Background: Reduction of the leukocyte population during postischemic coronary reperfusion results in decreased neutrophil-mediated tissue injury. However, the importance of leukocyte adhesion to coronary endothelium for postischemic ventricular dysfunction after global hypothermic myocardial ischemia is unknown. Neutrophil integrins (CD11b/CD18) upregulate in response to cardiopulmonary bypass and ischemic stress, and their role in generating postoperative ventricular dysfunction was examined in this study.
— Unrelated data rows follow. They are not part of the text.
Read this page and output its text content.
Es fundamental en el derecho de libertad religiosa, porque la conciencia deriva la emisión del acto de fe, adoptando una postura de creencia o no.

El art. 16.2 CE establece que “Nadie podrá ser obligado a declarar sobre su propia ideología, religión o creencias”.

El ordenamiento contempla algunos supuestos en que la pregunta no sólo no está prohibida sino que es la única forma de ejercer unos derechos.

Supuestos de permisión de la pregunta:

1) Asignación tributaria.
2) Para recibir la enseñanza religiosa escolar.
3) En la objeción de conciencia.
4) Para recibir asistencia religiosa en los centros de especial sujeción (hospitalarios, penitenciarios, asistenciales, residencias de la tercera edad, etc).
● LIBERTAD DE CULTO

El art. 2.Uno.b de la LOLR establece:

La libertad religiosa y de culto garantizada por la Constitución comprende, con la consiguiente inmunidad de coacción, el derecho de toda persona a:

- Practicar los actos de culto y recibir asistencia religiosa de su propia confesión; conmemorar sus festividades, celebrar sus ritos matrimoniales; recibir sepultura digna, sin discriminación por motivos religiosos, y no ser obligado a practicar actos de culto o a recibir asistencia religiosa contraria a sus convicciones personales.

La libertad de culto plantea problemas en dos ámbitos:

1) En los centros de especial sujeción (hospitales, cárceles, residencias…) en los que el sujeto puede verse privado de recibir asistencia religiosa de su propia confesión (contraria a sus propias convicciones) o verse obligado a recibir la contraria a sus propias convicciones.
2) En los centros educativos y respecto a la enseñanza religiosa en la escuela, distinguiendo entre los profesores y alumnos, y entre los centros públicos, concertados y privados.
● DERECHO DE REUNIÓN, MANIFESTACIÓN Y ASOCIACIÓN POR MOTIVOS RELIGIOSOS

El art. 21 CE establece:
Methods and results: An in vivo, in situ model of neonatal cardiac surgery was established in which neutrophil adherence was manipulated by administering NPC 15669 (an inhibitor of neutrophil CD11b/CD18 surface receptor upregulation). Seventeen 3- to 5-day-old piglets (8 controls and 9 NPC 15669-treated animals) were instrumented with a coronary sinus catheter, sonomicrometry crystals across the short axis of the left ventricle (LV), and a micromanometer positioned in the LV. Hearts were subjected to 90 minutes of hypothermic ischemia after a single dose of cold crystalloid cardioplegia. Myocardial granulocyte accumulation during ischemia and reperfusion was reduced in NPC animals compared with controls (myeloperoxidase activity, 43.4 +/- 2.6 and 75.8 +/- 6.3 mumol/10 mg tissue, respectively; P < or = .005). This was associated with a reduction in coronary vascular resistance in NPC animals compared with controls (P < or = .02) and decreased release of myocardial creatine phosphokinase throughout reperfusion (P < or = .05). NPC animals demonstrated an improved preservation of the end-systolic pressure-volume relation after discontinuation of cardiopulmonary bypass (71 +/- 6% and 96 +/- 6% at 60 minutes, respectively; P < or = .05). There was no difference in ventricular compliance between groups.
Conclusions: These data demonstrate that inhibition of neutrophil CD11b/CD18 surface adherence receptor upregulation reduces granulocyte accumulation in myocardium after hypothermic global ischemia, reduces myocyte damage, and improves ventricular systolic function.